Apparently the communication between domain controllers in 2 sites were having a problem.
The article describes using:

netdom resetpwd /s:{server} /ud:{domain\User}  /pd:*

This resets the intersite Kerberos password that apparently got out of sync on one of my DCs.

Be sure to stop the KDS service before using the above command. (described in the article)
You will need to reboot after running.

Seemed to solve all my issues.
if it only works with a FQDN, check your DNS settings under Advanced TCP/IP settings.  Make sure the correct DNS suffix is specified in Append these DNS suffixes in order.
Make sure to not have any of your server network cards set to operate under power management settings. Over the weekend when things would quiet down the cards would go into sleep mode and Monday morning the first 20 mins would be strange connection issues until everything replicated properly....  This seemed to have fixed my problem..
Just a slight correction my real problem was I had my proxy set to hand out 5 ips in a small range.
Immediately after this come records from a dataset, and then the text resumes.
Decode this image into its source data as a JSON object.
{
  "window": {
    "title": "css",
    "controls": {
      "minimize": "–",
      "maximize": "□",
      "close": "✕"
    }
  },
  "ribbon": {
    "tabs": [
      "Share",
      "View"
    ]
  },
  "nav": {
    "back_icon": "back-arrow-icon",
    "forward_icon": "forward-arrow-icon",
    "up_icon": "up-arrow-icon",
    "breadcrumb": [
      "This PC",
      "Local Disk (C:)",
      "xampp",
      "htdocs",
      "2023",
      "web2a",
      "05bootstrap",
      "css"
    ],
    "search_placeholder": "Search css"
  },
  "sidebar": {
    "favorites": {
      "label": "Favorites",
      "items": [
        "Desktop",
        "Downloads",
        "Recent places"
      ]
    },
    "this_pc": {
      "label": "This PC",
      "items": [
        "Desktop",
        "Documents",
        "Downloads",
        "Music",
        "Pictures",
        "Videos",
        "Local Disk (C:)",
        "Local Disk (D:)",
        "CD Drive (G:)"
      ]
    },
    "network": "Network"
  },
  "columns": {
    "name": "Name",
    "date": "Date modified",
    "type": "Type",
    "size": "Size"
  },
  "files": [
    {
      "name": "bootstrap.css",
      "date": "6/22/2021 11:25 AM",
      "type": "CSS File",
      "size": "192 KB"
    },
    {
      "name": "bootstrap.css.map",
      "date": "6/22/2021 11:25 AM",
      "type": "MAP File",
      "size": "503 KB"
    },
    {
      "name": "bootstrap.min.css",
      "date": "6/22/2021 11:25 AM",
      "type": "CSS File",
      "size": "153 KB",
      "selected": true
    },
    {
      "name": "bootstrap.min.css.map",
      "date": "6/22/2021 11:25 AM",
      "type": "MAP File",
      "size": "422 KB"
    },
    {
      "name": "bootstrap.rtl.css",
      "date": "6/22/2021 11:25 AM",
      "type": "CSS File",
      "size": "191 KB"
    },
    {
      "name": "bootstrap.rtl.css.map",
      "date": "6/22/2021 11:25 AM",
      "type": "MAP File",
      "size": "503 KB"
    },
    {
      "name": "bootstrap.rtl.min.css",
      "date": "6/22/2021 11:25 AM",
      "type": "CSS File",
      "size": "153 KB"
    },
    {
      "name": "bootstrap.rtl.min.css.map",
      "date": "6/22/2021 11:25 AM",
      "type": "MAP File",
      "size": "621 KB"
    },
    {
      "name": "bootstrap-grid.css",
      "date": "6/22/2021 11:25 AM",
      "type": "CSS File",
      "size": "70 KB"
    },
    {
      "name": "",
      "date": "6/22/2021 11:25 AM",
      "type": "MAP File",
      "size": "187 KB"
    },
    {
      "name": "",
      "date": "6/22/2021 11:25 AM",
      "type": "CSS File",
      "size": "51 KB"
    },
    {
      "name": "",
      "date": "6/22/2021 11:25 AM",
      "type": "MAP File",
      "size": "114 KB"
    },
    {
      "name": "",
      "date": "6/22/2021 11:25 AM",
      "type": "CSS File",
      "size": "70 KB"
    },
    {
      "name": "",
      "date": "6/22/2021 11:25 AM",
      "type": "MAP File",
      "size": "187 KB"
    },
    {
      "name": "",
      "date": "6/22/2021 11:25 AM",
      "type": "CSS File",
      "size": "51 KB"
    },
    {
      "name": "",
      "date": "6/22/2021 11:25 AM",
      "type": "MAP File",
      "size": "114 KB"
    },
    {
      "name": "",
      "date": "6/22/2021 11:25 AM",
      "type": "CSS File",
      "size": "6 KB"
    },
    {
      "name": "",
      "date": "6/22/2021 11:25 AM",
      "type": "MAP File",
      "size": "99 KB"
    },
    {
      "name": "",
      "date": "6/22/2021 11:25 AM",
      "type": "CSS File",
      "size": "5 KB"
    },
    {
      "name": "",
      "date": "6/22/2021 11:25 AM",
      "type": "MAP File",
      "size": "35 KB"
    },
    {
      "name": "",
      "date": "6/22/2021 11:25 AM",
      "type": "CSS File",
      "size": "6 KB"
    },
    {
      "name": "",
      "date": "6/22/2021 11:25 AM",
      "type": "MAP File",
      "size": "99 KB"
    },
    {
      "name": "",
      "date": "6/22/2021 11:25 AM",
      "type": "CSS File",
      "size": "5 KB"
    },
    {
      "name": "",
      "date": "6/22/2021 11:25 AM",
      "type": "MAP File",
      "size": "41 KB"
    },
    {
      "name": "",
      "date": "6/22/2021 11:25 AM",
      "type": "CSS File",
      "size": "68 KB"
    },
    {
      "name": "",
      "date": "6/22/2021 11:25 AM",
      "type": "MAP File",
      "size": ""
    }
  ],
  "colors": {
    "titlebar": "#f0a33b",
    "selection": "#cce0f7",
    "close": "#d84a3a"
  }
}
I did this snapshot a server and forgot about that setting I had changed a while back.. problem resolved for me...
This message is very generic which can lead to so many issues in this case this was my problem..
For me it was a site issue. 3 sites and one had two subnets which was confusing the system.. Deleted the extra subnet and everything worked fine.
I saw this same error while trying to troubleshoot SCCM non-clients and my fix was checking DNS.  The hostnames that were appearing in my Collections (discovered via AD/Heartbeat, not network) were showing either old hostnames or valid hostnames with incorrect PTR records.